Le Parlement tranchera sur l'amélioration de la qualité des soins

De nouveaux programme nationaux devront contribuer à améliorer la qualité des soins. Le Conseil ...
Le Parlement tranchera sur l'amélioration de la qualité des soins

Le Parlement tranchera sur l'amélioration de la qualité des soins

Photo: Keystone

De nouveaux programme nationaux devront contribuer à améliorer la qualité des soins. Le Conseil fédéral a transmis au Parlement son projet visant à mettre en réseau les structures actuelles. Facture pour l'assuré: 3,50 francs par an.

Il s'agit non seulement de garantir la qualité des soins mais aussi d'augmenter la sécurité des patients et de maîtriser les coûts, a expliqué lundi le ministre de la santé Alain Berset devant la presse.

On constate régulièrement des erreurs de traitement et des accidents médicaux qui auraient pu être évités. Il peut s'agir d'infections lors des soins, de mauvaises prescriptions de médicaments ou de diagnostics erronés. Ces incidents coûtent cher et sont source de souffrances inutiles pour les patients.

Selon des extrapolations, un patient hospitalisé sur dix serait confronté à des problèmes. Plusieurs milliers de décès pourraient être évités. La Suisse affiche notamment un taux d'infection à l'hôpital plus haut que dans le reste de l'Europe. Le potentiel d'économies se chiffrerait à quelques centaines de millions de francs.

Programmes nationaux

Les programmes nationaux sont un outil important. Il en existe déjà dans le domaine de la chirurgie et de la remise de médicaments.
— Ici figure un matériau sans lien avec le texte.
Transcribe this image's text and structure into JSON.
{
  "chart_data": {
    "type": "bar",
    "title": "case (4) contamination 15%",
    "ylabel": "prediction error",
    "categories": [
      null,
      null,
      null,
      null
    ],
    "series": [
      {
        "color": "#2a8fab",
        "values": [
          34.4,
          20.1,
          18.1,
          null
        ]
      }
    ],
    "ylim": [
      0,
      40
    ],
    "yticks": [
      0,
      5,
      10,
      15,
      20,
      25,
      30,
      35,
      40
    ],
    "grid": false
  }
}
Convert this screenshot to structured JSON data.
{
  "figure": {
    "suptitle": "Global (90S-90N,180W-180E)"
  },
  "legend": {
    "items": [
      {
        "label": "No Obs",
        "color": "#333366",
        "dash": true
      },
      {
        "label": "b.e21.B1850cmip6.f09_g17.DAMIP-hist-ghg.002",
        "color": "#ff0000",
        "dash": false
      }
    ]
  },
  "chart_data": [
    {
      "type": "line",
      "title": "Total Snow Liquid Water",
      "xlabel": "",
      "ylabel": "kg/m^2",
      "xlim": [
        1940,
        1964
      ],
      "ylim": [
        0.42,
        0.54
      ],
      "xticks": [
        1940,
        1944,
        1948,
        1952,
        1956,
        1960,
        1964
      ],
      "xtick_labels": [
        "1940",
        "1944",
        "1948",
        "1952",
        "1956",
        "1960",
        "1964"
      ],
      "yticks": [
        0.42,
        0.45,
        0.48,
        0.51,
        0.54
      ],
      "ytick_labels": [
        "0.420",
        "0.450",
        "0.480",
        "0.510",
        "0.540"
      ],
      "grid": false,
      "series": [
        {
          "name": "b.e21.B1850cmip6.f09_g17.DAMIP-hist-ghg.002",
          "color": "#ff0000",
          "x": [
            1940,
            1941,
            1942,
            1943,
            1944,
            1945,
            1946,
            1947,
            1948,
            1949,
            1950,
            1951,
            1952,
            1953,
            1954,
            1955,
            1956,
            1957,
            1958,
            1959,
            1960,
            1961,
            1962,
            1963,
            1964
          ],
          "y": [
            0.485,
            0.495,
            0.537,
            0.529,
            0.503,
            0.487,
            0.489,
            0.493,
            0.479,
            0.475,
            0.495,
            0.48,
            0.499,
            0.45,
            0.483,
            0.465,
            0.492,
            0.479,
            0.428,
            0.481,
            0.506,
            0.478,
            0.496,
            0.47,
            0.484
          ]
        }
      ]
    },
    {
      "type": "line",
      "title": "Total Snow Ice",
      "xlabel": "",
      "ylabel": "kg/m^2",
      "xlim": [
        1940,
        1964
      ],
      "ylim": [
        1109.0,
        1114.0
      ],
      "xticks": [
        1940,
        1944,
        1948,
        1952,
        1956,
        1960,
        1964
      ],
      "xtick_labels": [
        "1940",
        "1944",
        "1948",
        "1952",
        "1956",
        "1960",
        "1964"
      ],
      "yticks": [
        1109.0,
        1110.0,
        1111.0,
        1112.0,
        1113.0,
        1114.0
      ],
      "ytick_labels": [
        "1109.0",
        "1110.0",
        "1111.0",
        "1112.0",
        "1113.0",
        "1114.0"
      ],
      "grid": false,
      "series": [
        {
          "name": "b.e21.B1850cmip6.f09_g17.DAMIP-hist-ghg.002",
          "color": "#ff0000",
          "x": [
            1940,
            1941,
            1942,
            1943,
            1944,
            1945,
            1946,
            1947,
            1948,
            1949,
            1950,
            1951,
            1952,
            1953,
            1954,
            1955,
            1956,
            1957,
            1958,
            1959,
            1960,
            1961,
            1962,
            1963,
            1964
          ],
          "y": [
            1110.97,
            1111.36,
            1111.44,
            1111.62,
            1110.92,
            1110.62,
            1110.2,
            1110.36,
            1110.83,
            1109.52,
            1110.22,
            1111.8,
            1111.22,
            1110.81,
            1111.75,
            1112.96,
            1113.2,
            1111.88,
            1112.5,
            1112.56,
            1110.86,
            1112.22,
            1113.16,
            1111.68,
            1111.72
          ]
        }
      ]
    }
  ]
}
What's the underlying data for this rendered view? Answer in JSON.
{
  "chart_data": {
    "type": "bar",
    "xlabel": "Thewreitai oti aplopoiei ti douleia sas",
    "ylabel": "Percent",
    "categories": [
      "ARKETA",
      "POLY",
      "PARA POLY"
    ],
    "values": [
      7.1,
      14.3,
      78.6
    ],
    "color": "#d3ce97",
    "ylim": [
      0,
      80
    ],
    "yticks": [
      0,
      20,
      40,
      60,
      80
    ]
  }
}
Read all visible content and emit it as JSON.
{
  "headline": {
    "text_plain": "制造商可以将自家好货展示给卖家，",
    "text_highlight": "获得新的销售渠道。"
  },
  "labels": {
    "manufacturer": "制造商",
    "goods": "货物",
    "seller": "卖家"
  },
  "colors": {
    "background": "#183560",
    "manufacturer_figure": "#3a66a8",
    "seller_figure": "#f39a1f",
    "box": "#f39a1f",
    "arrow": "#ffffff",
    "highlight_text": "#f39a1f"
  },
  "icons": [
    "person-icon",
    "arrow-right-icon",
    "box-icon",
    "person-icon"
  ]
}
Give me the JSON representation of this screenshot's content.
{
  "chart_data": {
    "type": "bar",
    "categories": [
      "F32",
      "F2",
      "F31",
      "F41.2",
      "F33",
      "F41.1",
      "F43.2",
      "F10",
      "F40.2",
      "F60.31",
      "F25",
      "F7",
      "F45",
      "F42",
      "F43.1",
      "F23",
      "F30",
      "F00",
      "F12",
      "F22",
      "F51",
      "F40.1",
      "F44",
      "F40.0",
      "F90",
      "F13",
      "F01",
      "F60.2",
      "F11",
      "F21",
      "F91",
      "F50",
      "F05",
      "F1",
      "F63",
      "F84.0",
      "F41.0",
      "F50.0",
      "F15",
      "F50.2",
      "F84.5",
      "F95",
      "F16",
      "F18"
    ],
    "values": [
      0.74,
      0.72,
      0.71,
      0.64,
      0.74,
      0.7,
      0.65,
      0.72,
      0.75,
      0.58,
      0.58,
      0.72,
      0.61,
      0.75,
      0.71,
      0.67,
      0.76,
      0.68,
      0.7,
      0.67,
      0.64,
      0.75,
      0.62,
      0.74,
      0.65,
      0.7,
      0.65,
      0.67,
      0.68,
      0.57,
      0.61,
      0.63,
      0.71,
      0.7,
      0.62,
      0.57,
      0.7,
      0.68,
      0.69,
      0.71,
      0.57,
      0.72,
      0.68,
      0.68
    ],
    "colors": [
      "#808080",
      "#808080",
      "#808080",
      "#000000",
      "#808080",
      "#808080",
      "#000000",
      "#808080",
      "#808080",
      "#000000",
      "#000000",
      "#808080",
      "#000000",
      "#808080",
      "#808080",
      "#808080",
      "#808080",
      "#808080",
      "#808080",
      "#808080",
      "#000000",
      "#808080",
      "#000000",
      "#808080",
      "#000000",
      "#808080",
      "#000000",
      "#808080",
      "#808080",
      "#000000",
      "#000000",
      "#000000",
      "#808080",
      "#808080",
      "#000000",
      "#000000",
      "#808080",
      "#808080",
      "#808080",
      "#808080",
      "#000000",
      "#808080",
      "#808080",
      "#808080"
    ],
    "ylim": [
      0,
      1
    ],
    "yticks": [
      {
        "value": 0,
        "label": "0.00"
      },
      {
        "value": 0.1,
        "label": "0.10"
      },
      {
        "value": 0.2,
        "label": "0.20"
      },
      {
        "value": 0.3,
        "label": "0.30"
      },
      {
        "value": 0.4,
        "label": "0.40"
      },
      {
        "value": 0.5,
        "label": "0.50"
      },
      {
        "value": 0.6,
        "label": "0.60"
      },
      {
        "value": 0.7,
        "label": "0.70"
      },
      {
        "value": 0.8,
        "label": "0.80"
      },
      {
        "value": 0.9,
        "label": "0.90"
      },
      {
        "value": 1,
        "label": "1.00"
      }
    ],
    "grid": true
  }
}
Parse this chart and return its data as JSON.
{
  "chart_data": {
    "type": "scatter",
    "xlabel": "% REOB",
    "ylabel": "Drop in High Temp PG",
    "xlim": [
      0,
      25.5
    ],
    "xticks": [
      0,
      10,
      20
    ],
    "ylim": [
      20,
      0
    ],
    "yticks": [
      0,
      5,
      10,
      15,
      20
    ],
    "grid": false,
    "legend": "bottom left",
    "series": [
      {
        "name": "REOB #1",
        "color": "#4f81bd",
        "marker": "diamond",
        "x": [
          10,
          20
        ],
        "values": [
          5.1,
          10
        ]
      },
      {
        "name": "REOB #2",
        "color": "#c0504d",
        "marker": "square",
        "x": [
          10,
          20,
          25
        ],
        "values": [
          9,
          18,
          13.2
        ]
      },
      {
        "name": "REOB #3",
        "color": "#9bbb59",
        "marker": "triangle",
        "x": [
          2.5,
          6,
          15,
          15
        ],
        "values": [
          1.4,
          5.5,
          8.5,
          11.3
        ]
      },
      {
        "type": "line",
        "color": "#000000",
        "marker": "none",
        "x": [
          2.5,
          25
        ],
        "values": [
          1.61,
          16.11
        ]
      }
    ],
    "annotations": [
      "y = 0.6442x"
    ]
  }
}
Il s'agit désormais de consolider cette voie.

Les nouveaux programmes soutiendront hôpitaux, médecins, services d'aide et de soins à domicile, établissements médico-sociaux et autres fournisseurs de prestations dans l'amélioration des traitements et la mise en place de standards uniformisés.

Mise en réseau

Dans un premier temps, le Conseil fédéral avait songé à créer un centre national. Mais il a fait marche arrière, cette proposition ayant été critiquée lors de la procédure de consultation par les médecins, les hôpitaux, les assureurs et les cantons. Tous craignaient que ce centre ne détienne trop d'autorité et ne torpille des efforts déjà entrepris pour améliorer la sécurité des patients.

Le gouvernement a finalement retenu la solution d'un réseau, privilégié par les directeurs cantonaux de la santé et la Fédération des médecins suisses (FMH). La Confédération mettra sur pied un service au sein de l'Office fédéral de la santé publique (OFSP).

Ce dernier coordonnera les travaux et attribuera les mandats. Il soumettra en outre au Conseil fédéral des suggestions pour la mise en place des programmes. Il s'agira aussi de développer de nouveaux indicateurs, y compris pour le secteur des soins ambulatoires, afin de rendre le système de santé plus transparent.

Différents acteurs impliqués

Les différents acteurs seront impliqués via une commission extraparlementaire, qui conseillera le Conseil fédéral. Sa composition garantira que les connaissances spécifiques des professionnels de la santé, des cantons, des fournisseurs de prestations, des assureurs, des assurés et des patients soient prises en considération en amont.

La fondation Sécurité des patients Suisse, déjà mandatée par la Confédération pour créer des programmes-pilotes sur la sécurité en chirurgie et sur la sécurité de la médication, se verra confier un rôle-phare. Elle développera notamment un nouveau programme sur les infections en milieu hospitalier.

20 millions par an

Pour financer ces mesures, le Conseil fédéral propose un budget annuel d'environ 19,85 millions de francs. La plus grande partie (environ 19 millions) sera utilisée pour des mandats externes et des contributions à des tiers.

Le financement sera garanti par les assurés adultes via une participation d'un montant maximum de 0,07% de la prime annuelle moyenne. Soit environ 3 fr. 50 par an et par assuré.

Selon Alain Berset, cette somme est à mettre en relation avec les 30 milliards de dépenses annuelles de l'assurance de base et les 60 milliards de dépenses dans la santé. Cela représente moins d'un pour mille, a-t-il souligné.